Amateur criticism is mostly horrible for the reasons that most amateur whatever is horrible–there’s no accountability, no audience, and no winnowing process.
American criticism, well:
Film criticism: mostly dead.
Book criticism: almost entirely dead.
Arts criticism: not doing terribly I guess all things considered
Music criticism: dead, dead dead.
The internet has been great for a lot of reasons, but we have also lost an entire generation of critics that can no longer make a living, and all the upcoming generations of critics are stillborn.
And this is a problem, because as the landscape is more and more flattened, criticism serves a vital purpose that tells people what is worth paying attention to.
Good luck, everyone. I’m not optimistic about the future of the arts.
Thanks for the reply. I see where you’re coming from, and I can hardly argue that criticism is far less commercially viable than it once was, but in whatever better days you hearken back to I imagine most critics did it on the side of, say, writing books or teaching.

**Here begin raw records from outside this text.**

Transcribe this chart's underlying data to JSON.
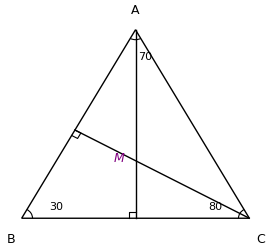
{
  "fig_w": 2.71,
  "fig_h": 2.48,
  "dpi": 100,
  "bg_color": "#ffffff",
  "line_color": "#000000",
  "text_color_M": "#800080",
  "A": [
    0.5,
    0.88
  ],
  "B": [
    0.08,
    0.12
  ],
  "C": [
    0.92,
    0.12
  ],
  "angle_A": "70",
  "angle_B": "30",
  "angle_C": "80",
  "label_A": "A",
  "label_B": "B",
  "label_C": "C",
  "label_M": "M",
  "arc_r": 0.04,
  "rs": 0.025
}
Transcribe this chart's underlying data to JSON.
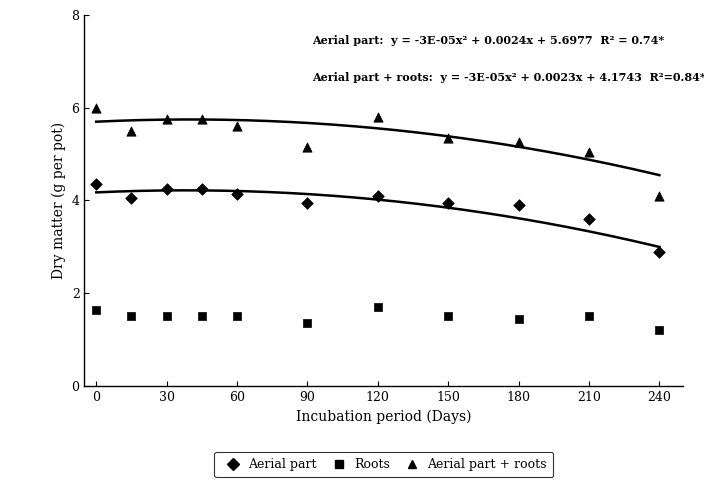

And with that in mind I’m not as short on optimism as you are.
Where I’d be more inclined to agree is that quality criticism in games is struggling a lot more because there is so little history of it. Nor is there much in the way if tradition to anchor it, or established venues in which to publish. Although games academia has grown tremendously over the past decade I don’t feel that much of that has translated to criticism directed at a wide audience, and even where you do have venues that are self-consciously highbrow (let’s go with Edge as an example, for better or worse) the majority of its writers are going to be jobbing freelancers having to balance income vs. time invested, which is not conducive to quality, thoughtful criticism.
I actually feel more optimistic looking at the critical institutions that have grown around niche interests such as science fiction; a huge amount of quality criticism has been produced over successive generations and mostly published in non-commercial contexts. Part of the reason for that is that there was no commercial context for it (which is a little improved today), but the fact that it has thrived and has produced healthy criticism where the only plentiful resource was passion and interest gives me a little hope.

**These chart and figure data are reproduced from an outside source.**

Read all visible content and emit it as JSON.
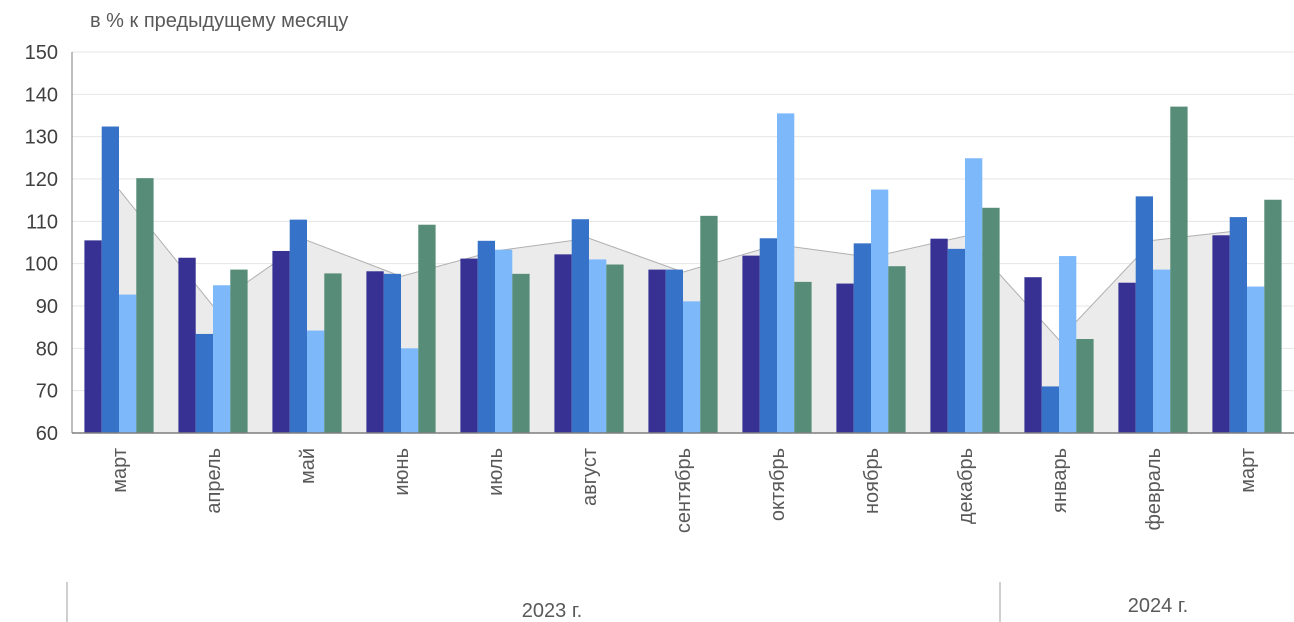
{
  "chart_data": {
    "type": "bar",
    "unit_label": "в % к предыдущему месяцу",
    "categories": [
      "март",
      "апрель",
      "май",
      "июнь",
      "июль",
      "август",
      "сентябрь",
      "октябрь",
      "ноябрь",
      "декабрь",
      "январь",
      "февраль",
      "март"
    ],
    "year_groups": [
      {
        "label": "2023 г.",
        "count": 10
      },
      {
        "label": "2024 г.",
        "count": 3
      }
    ],
    "ylim": [
      60,
      150
    ],
    "yticks": [
      60,
      70,
      80,
      90,
      100,
      110,
      120,
      130,
      140,
      150
    ],
    "grid": true,
    "legend": "none",
    "series": [
      {
        "color": "#373193",
        "values": [
          105.5,
          101.4,
          103.0,
          98.2,
          101.2,
          102.2,
          98.6,
          101.9,
          95.3,
          105.9,
          96.8,
          95.5,
          106.7
        ]
      },
      {
        "color": "#3672C8",
        "values": [
          132.4,
          83.4,
          110.4,
          97.6,
          105.4,
          110.5,
          98.6,
          106.0,
          104.8,
          103.5,
          71.0,
          115.9,
          111.0
        ]
      },
      {
        "color": "#7DB8FB",
        "values": [
          92.7,
          94.9,
          84.2,
          80.0,
          103.3,
          101.0,
          91.1,
          135.5,
          117.5,
          124.9,
          101.8,
          98.6,
          94.6
        ]
      },
      {
        "color": "#568C78",
        "values": [
          120.2,
          98.6,
          97.7,
          109.2,
          97.6,
          99.8,
          111.3,
          95.7,
          99.4,
          113.2,
          82.2,
          137.1,
          115.1
        ]
      }
    ],
    "area": {
      "fill": "#ebebeb",
      "stroke": "#b0b0b0",
      "values": [
        117.5,
        90.0,
        105.5,
        97.0,
        103.0,
        106.0,
        98.0,
        104.5,
        101.5,
        106.5,
        82.0,
        105.5,
        108.0
      ]
    }
  }
}
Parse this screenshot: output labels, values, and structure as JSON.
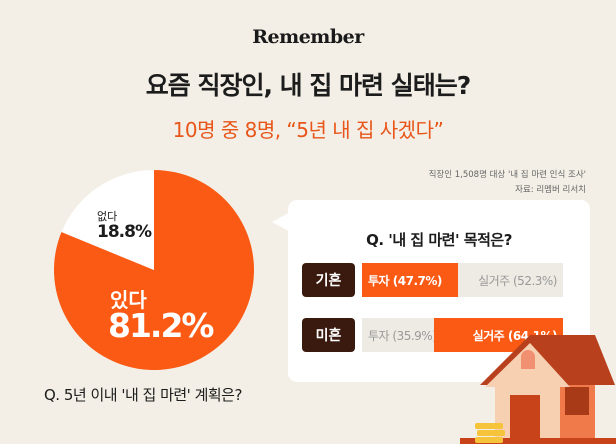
{
  "logo": "Remember",
  "title": "요즘 직장인, 내 집 마련 실태는?",
  "subtitle": "10명 중 8명, “5년 내 집 사겠다”",
  "source": {
    "line1": "직장인 1,508명 대상 '내 집 마련 인식 조사'",
    "line2": "자료: 리멤버 리서치"
  },
  "colors": {
    "accent": "#fa5a14",
    "dark": "#3a1a0e",
    "background": "#f3efe6"
  },
  "chart_data": [
    {
      "type": "pie",
      "title": "Q. 5년 이내 '내 집 마련' 계획은?",
      "slices": [
        {
          "label": "있다",
          "value": 81.2,
          "display": "81.2%",
          "color": "#fa5a14"
        },
        {
          "label": "없다",
          "value": 18.8,
          "display": "18.8%",
          "color": "#ffffff"
        }
      ]
    },
    {
      "type": "bar",
      "title": "Q. '내 집 마련' 목적은?",
      "stacked": true,
      "categories": [
        "기혼",
        "미혼"
      ],
      "series": [
        {
          "name": "투자",
          "values": [
            47.7,
            35.9
          ]
        },
        {
          "name": "실거주",
          "values": [
            52.3,
            64.1
          ]
        }
      ],
      "labels": [
        [
          "투자 (47.7%)",
          "실거주 (52.3%)"
        ],
        [
          "투자 (35.9%)",
          "실거주 (64.1%)"
        ]
      ],
      "highlight": [
        "투자",
        "실거주"
      ]
    }
  ]
}
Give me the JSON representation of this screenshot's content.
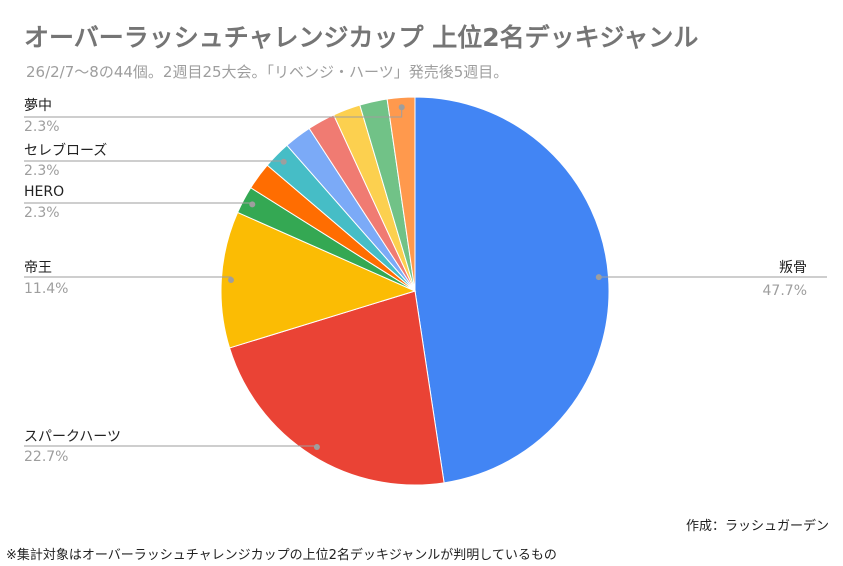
{
  "chart_data": {
    "type": "pie",
    "title": "オーバーラッシュチャレンジカップ 上位2名デッキジャンル",
    "subtitle": "26/2/7〜8の44個。2週目25大会。「リベンジ・ハーツ」発売後5週目。",
    "slices": [
      {
        "name": "叛骨",
        "pct_label": "47.7%",
        "value": 47.7,
        "color": "#4285f4",
        "labeled": true
      },
      {
        "name": "スパークハーツ",
        "pct_label": "22.7%",
        "value": 22.7,
        "color": "#ea4335",
        "labeled": true
      },
      {
        "name": "帝王",
        "pct_label": "11.4%",
        "value": 11.4,
        "color": "#fbbc04",
        "labeled": true
      },
      {
        "name": "HERO",
        "pct_label": "2.3%",
        "value": 2.3,
        "color": "#34a853",
        "labeled": true
      },
      {
        "name": "",
        "pct_label": "",
        "value": 2.3,
        "color": "#ff6d01",
        "labeled": false
      },
      {
        "name": "セレブローズ",
        "pct_label": "2.3%",
        "value": 2.3,
        "color": "#46bdc6",
        "labeled": true
      },
      {
        "name": "",
        "pct_label": "",
        "value": 2.3,
        "color": "#7baaf7",
        "labeled": false
      },
      {
        "name": "",
        "pct_label": "",
        "value": 2.3,
        "color": "#f07b72",
        "labeled": false
      },
      {
        "name": "",
        "pct_label": "",
        "value": 2.3,
        "color": "#fcd04f",
        "labeled": false
      },
      {
        "name": "",
        "pct_label": "",
        "value": 2.3,
        "color": "#71c287",
        "labeled": false
      },
      {
        "name": "夢中",
        "pct_label": "2.3%",
        "value": 2.3,
        "color": "#ff994d",
        "labeled": true
      }
    ]
  },
  "credit": "作成：ラッシュガーデン",
  "footnote": "※集計対象はオーバーラッシュチャレンジカップの上位2名デッキジャンルが判明しているもの"
}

Of course, a genre of written fiction is apples and oranges when compared to something as amorphous and encompassing as “games”, and the inevitable march of late capitalism will probably eat us all anyway.
“but in whatever better days you hearken back to I imagine most critics did it on the side of, say, writing books or teaching.”
Perhaps, and I’ll concede that for sake of argument, but: even if that is true, there was a path to make a living writing criticism, there was a support system of editors and publishers and other professional critics, and there was a model for what professional criticism was supposed to look and read like.
Even more importantly: criticism was out there in the culture, easily found for the average person. Now? Go read blogs, I guess.
It’s the same thing with “democratizing” reporting–covering city council meetings in countless small towns across America isn’t glamorous or exciting or interesting work a lot of the time, but it’s vitally important for the health of democracy. Now that most newspapers can’t afford to pay a reporter to cover that beat–what’s going to happen? Who knows? Who cares, right? We’ve got Google and Amazon and Uber.
I can hardly argue with the reportage comparison. It’s the same in the UK: most papers are now almost entirely dependent on a few aggregation services for the bulk of their newsfeed, don’t cover the majority of trials at all, and there’s limited, mostly terrible, local news coverage. Not that this can be wholly blamed on the web and people accepting shittier news because £free; in the UK, at least, we can thank Murdoch, Thatcher and the breaking of the print unions for beginning that process of decline.